L’altra sera, in quel di Nettuno, la prestazione oratoria di Beppe Grillo non ha esibito il meglio delle sue doti tribunizie, riproponendo un repertorio di maniera usurato dalla ripetitività (“i ragazzi meravigliosi”, “soli contro tutti”, che comunque stanno spalando via “la superfetazione della merda cosmica”) che rivela l’assenza di una chiave di rappresentazione degli accadimenti che ne ribalti l’evidenza disastrosa per il futuro del Movimento e rettifichi la certificazione di inadeguatezza del gruppo dirigente messo in campo.
A disonore dei seguaci più adoranti, ancora una volta si è notato come il guru abbia bisogno di chi gli fornisca in anticipo una linea purchessia e gli scriva le battute con cui puntellare la performance (dal tempo in cui le sfilava al collega comico Orlando Portento, che abitava nel suo stesso quartiere genovese di piazza Martinez). Difatti sempre di più anche all’interno del Movimento si sottolinea il vuoto lasciato da GianRoberto Casaleggio, nonostante che (o grazie al fatto che) l’ideologo consulenzialese contribuisse all’iper semplificazionismo della visione pentastellata; quella che il massmediologo Fabio Chiusi ha definito “visione antiquata del futuro” (l’idea ingenua di sostituire i partiti con una piattaforma informatica su cui far esercitare la politica a non professionisti). D’altro canto anche i contributi comiziali dei giovani talenti di casa non hanno propriamente brillato. Luigi Di Maio, probabilmente ancora sotto choc, non si è reso conto che la sua argomentazione giustificativa della sospensione del giudizio sul caso Muraro – presunta denuncia da parte di esponenti del Pd – interfacciava perfettamente con la vicenda del sindaco Pizzarotti, indagato per una denuncia da parte di esponenti del Pd. Solo che a Parma si è tenuto un comportamento esattamente contrario a quello di Roma.
Ma neppure il migliore affabulatore della nidiata – Alessandro Di Battista – è parso al meglio, visto che la sua argomentazione (“parlate un po’ anche di quello che fanno i nostri avversari”) è sembrata una variazione della filastrocca infantile “chi lo dice lo è/ cento volte più di me”. Per inciso, chi come il sottoscritto ha dato fiducia ai 5S, seppure con riserva, di quello che fanno i soliti altri non gliene può fregare di meno…
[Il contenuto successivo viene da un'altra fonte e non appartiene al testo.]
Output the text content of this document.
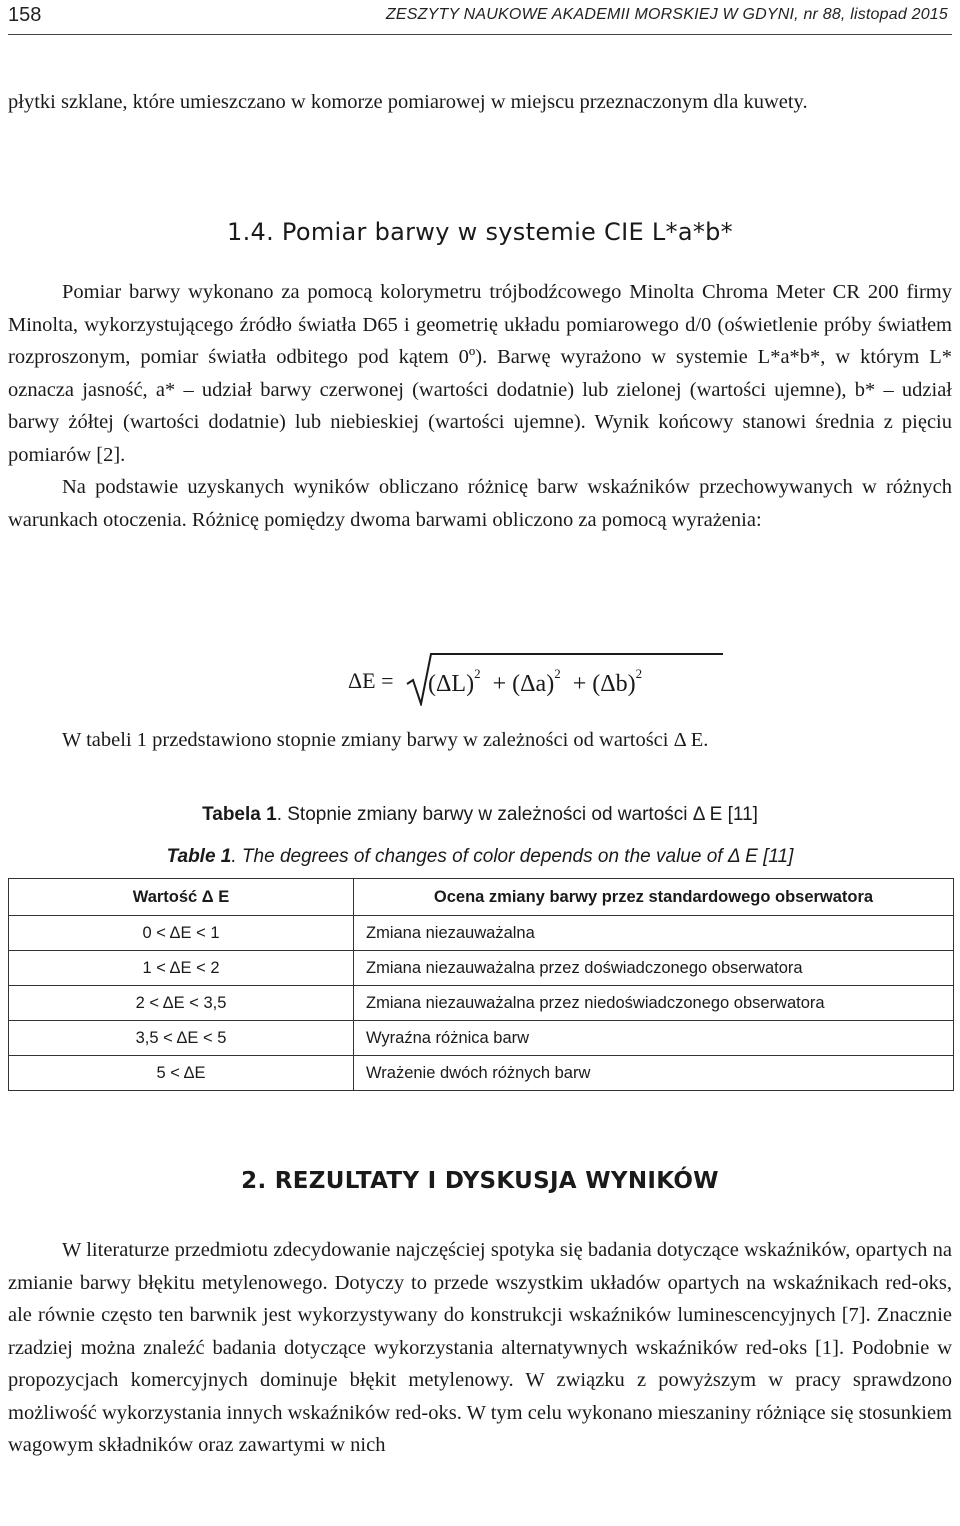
158	ZESZYTY NAUKOWE AKADEMII MORSKIEJ W GDYNI, nr 88, listopad 2015

płytki szklane, które umieszczano w komorze pomiarowej w miejscu przeznaczonym dla kuwety.

1.4. Pomiar barwy w systemie CIE L*a*b*

Pomiar barwy wykonano za pomocą kolorymetru trójbodźcowego Minolta Chroma Meter CR 200 firmy Minolta, wykorzystującego źródło światła D65 i geometrię układu pomiarowego d/0 (oświetlenie próby światłem rozproszonym, pomiar światła odbitego pod kątem 0º). Barwę wyrażono w systemie L*a*b*, w którym L* oznacza jasność, a* – udział barwy czerwonej (wartości dodatnie) lub zielonej (wartości ujemne), b* – udział barwy żółtej (wartości dodatnie) lub niebieskiej (wartości ujemne). Wynik końcowy stanowi średnia z pięciu pomiarów [2].

Na podstawie uzyskanych wyników obliczano różnicę barw wskaźników przechowywanych w różnych warunkach otoczenia. Różnicę pomiędzy dwoma barwami obliczono za pomocą wyrażenia:

$\Delta E = (\Delta L)^2 + (\Delta a)^2 + (\Delta b)^2$

W tabeli 1 przedstawiono stopnie zmiany barwy w zależności od wartości Δ E.

Tabela 1. Stopnie zmiany barwy w zależności od wartości Δ E [11]
Table 1. The degrees of changes of color depends on the value of Δ E [11]
Wartość Δ E	Ocena zmiany barwy przez standardowego obserwatora
0 < ΔE < 1	Zmiana niezauważalna
1 < ΔE < 2	Zmiana niezauważalna przez doświadczonego obserwatora
2 < ΔE < 3,5	Zmiana niezauważalna przez niedoświadczonego obserwatora
3,5 < ΔE < 5	Wyraźna różnica barw
5 < ΔE	Wrażenie dwóch różnych barw
2. REZULTATY I DYSKUSJA WYNIKÓW

W literaturze przedmiotu zdecydowanie najczęściej spotyka się badania dotyczące wskaźników, opartych na zmianie barwy błękitu metylenowego. Dotyczy to przede wszystkim układów opartych na wskaźnikach red-oks, ale równie często ten barwnik jest wykorzystywany do konstrukcji wskaźników luminescencyjnych [7]. Znacznie rzadziej można znaleźć badania dotyczące wykorzystania alternatywnych wskaźników red-oks [1]. Podobnie w propozycjach komercyjnych dominuje błękit metylenowy. W związku z powyższym w pracy sprawdzono możliwość wykorzystania innych wskaźników red-oks. W tym celu wykonano mieszaniny różniące się stosunkiem wagowym składników oraz zawartymi w nich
Insomma, l’imbarazzo perdurante dei supremi portavoce lascia pensare che ancora una volta non si voglia far venire a galla la verità. E cioè che la sindaco Virginia Raggi “li tiene tutti per i gingilli”, accertato che questi giovanotti e il loro attempato controller non si possono permettere un altro caso Parma all’ennesima potenza all’ombra del Cupolone. E la fanciulla dagli occhi di cerbiatto, dietro i quali si nascondono testardaggine e pervicacia, ci marcia alla grande. Col cavolo che si libera dei due imbarazzanti assessori (quella che faceva il miliardone certificando le aziende che ora si vorrebbero raddrizzare, quello – Raffaele De Dominicis – selezionato da studi legali d’area previtiana e cantore di un politico non troppo in linea con il credo pentastellato quale Andreotti)! Visto che rappresentano il milieu d’appartenenza e l’habitat in cui si muove meglio. E se ora è costretta a rinunciare sul nascere alla new entry De Dominicis, non lo fa in obbedienza a diktat di direttori o dello stesso Grillo, ma solo perché sgarrettata dalla Procura romana.
Ma questo risultato complessivo – dopo i furbetti di quartierino e partitino, ora pure del movimentino – è anche la naturale conseguenza dei criteri con cui si è fatta campagna acquisti da parte dei selezionatori del Movimento. Alla faccia del “oltre la destra e la sinistra”, espressione di un ceto medio destrorso, tutto sommato poco propenso alle dinamiche inclusive di stampo progressista e molto in linea con il nuovo destrismo fin de siècle, che virava le parole d’ordine di emancipazione sociale degli anni Sessanta verso l’individualismo di stampo americano dell’affermazione personale. Con i rampantismi e le furberie conseguenti. Un modellino in cui molti dei personaggi del recente teatrino romano potrebbero riconoscersi.
Forse si salva il più genuino Di Battista, mentre resta fuori dal coro ininterrotto di stecche la sindaca sabauda.